Keys, who shot to fame as a songwriter and R&B artist, is known for her philanthropic work, including as co-founder of "Keep a Child Alive," a non-profit providing treatment and care to families affected by HIV in Africa and India.
She also co-founded a group that encourages young people to mobilize for change and speak out on issues such as gun violence and criminal justice reform.
She said she believes people are increasingly aware of social inequality and are ready to do something to fight it.
"I do feel thoroughly confident that it's rising such a powerful energy among the people — us the people. We are really feeling how important it is to be vocal and to take our beliefs and what we see around us and not accept it as it is."

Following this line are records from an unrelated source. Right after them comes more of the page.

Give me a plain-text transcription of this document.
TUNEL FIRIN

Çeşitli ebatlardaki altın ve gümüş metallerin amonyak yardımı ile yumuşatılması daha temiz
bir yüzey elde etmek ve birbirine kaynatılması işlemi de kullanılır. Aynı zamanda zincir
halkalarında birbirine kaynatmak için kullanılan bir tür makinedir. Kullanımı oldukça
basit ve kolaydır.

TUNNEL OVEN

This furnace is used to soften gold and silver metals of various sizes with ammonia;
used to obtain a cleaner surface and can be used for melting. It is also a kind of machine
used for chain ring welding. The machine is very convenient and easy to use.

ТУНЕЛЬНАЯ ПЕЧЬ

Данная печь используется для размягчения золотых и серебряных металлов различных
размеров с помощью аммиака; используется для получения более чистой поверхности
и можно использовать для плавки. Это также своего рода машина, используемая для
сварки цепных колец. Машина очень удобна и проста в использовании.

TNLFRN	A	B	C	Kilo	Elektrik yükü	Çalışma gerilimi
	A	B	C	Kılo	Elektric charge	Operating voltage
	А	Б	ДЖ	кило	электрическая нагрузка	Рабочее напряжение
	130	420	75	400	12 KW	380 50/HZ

At a news conference ahead of the award ceremony, Keys said she was inspired by socially aware artists such as Nina Simone, Bob Dylan and Bob Marley, all of whom were able to use their art "as this beautiful vehicle to remind us of our own personal power."
Despite the problems in the U.S. and Canada, Keys stressed there's a lot to be praised about both countries.
"There are far more good things than negative things overall, and the health care in Canada, I have to say, is quite impressive," she said.
Alongside Keys, members of Canada's indigenous rights movement were also recognized for their fight to end discrimination and improve living conditions in indigenous communities.
On hand to accept the award were Quebec Idle No More founders Melissa Dupuis and Widia Lariviere, Inuk writer Delilah Saunders and activist Melanie Morrison.
Morrison, who has been a leader in the push for a national inquiry into missing and murdered indigenous women, said she was deeply touched to receive the award.
"It's amazing that the fight we're having across Canada on so many different issues is finally being taken notice of," she said.
Morrison said she hoped the award would pressure the Canadian government to "follow through on their promises to indigenous people" and act on issues such as problematic policing, the need for clean water on reserves and the lack of progress on the national inquiry.
Cindy Blackstock and Senator Murray Sinclair were also named as award recipients but did not attend the ceremony.